Defendant contends that he is entitled to another post-conviction hearing because the record does not show that his court-appointed counsel consulted with him concerning the nature of his claim or examined the record of the proceedings in the trial court. In addition he contends that he was inadequately represented at the post-conviction hearing because the petition was submitted to the court without amendment or explanation.

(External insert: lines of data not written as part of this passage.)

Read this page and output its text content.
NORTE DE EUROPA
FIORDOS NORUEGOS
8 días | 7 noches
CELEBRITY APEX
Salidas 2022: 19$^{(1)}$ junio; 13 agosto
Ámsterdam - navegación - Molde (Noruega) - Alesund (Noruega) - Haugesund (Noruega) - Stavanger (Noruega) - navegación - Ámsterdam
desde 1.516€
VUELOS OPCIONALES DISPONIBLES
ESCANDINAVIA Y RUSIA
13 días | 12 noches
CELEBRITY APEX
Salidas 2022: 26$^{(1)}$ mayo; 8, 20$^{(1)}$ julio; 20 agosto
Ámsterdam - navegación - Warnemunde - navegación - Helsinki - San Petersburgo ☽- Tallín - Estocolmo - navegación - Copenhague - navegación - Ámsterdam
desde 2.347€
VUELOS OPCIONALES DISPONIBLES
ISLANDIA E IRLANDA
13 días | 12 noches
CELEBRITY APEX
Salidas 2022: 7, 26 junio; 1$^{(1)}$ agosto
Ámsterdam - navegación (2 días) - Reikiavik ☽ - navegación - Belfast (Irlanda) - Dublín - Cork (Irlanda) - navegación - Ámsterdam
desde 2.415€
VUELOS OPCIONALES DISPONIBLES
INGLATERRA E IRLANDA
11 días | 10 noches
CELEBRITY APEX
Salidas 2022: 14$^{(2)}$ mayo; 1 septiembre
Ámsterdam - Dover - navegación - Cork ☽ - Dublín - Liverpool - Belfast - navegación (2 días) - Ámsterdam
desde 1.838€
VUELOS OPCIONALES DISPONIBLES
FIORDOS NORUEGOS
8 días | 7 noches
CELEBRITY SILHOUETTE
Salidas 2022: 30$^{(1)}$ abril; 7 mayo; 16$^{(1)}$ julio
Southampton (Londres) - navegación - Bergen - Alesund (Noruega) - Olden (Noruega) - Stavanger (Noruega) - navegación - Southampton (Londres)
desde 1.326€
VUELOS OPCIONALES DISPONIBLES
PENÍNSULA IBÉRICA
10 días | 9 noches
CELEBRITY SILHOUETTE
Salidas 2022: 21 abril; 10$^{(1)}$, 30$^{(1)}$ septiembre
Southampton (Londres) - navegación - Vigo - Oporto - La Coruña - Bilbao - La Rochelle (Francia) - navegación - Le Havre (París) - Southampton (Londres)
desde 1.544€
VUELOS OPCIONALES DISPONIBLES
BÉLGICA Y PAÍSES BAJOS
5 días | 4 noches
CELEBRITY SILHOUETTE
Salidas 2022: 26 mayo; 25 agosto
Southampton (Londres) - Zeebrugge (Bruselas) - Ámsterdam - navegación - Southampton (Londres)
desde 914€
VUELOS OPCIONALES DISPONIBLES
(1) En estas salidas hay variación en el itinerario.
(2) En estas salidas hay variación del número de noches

After this case was docketed in the Appellate Court, we granted leave of Mr. Bassiouni to file a certificate under Supreme Court Rule 651(c). (See People v. Harris, 50 Ill.2d 31, 276 N.E.2d 327.) That certificate states the following: He represented defendant on the first appeal and was appointed to represent him on the hearing before Judge Dahl pursuant to the request of the defendant, who stated that Mr. Bassiouni was familiar with his case. He consulted with defendant by mail to ascertain his contentions of deprivation of constitutional rights. Between September, 1969, and August, 1970, he wrote to defendant six times and received seven letters from him. He read portions of the record of the original trial and the entire record of the first dismissal of the petition. He filed the brief and excerpts of the record in the appeal to the Supreme Court. It was unnecessary to amend the pro se petition since the brief he had filed in the appeal was before the court at the time of the hearing. The brief before the court covered the legal arguments and contentions of the petitioner. He presented to the court arguments and authority in support of those contentions rendering amendment of the petition unnecessary.
• 1 Throughout the brief of the defendant runs the suggestion that Mr. Bassiouni never consulted or "contacted" the defendant. The certificate of Mr. Bassiouni clearly refutes that suggestion. The petition alleges grounds many of which, including the allegation that he had been improperly sentenced, it may be fairly argued, would be subject to dismissal under the theory of res judicata because they were, or could have been, determined by the direct appeal. Mr. Bassiouni, in addition to the submission of a brief, orally argued that the sentences were improper.
• 2-4 The defendant argues that "with respect to defendant's claim that the prosecution misrepresented certain facts to the trial court in order to get a continuance beyond the `Fourth [sic] Term', it would appear that prudent counsel would have filed affidavits in support of this contention." This argument, of course, must be based on the supposition that such affidavits are available. It is a fair inference from this record showing correspondence between defendant and Mr. Bassiouni that defendant could not provide any. The defendant also argues that the representation of Mr. Bassiouni was inadequate because he did not amend the petition. The question then arises: Amend it to say what? As with the affidavits, no answer is provided by the defendant. Mr. Bassiouni was appointed as a lawyer, not as a conjurer, and we hold that his representation more than met the requirements of People v. Slaughter, 39 Ill.2d 278, 235 N.E.2d 566. We further hold that the certificate provided by Mr. Bassiouni is in substantial compliance with Rule 651(c).
The judgment of the circuit court is affirmed.
BURKE, P.J., and GOLDBERG, J., concur.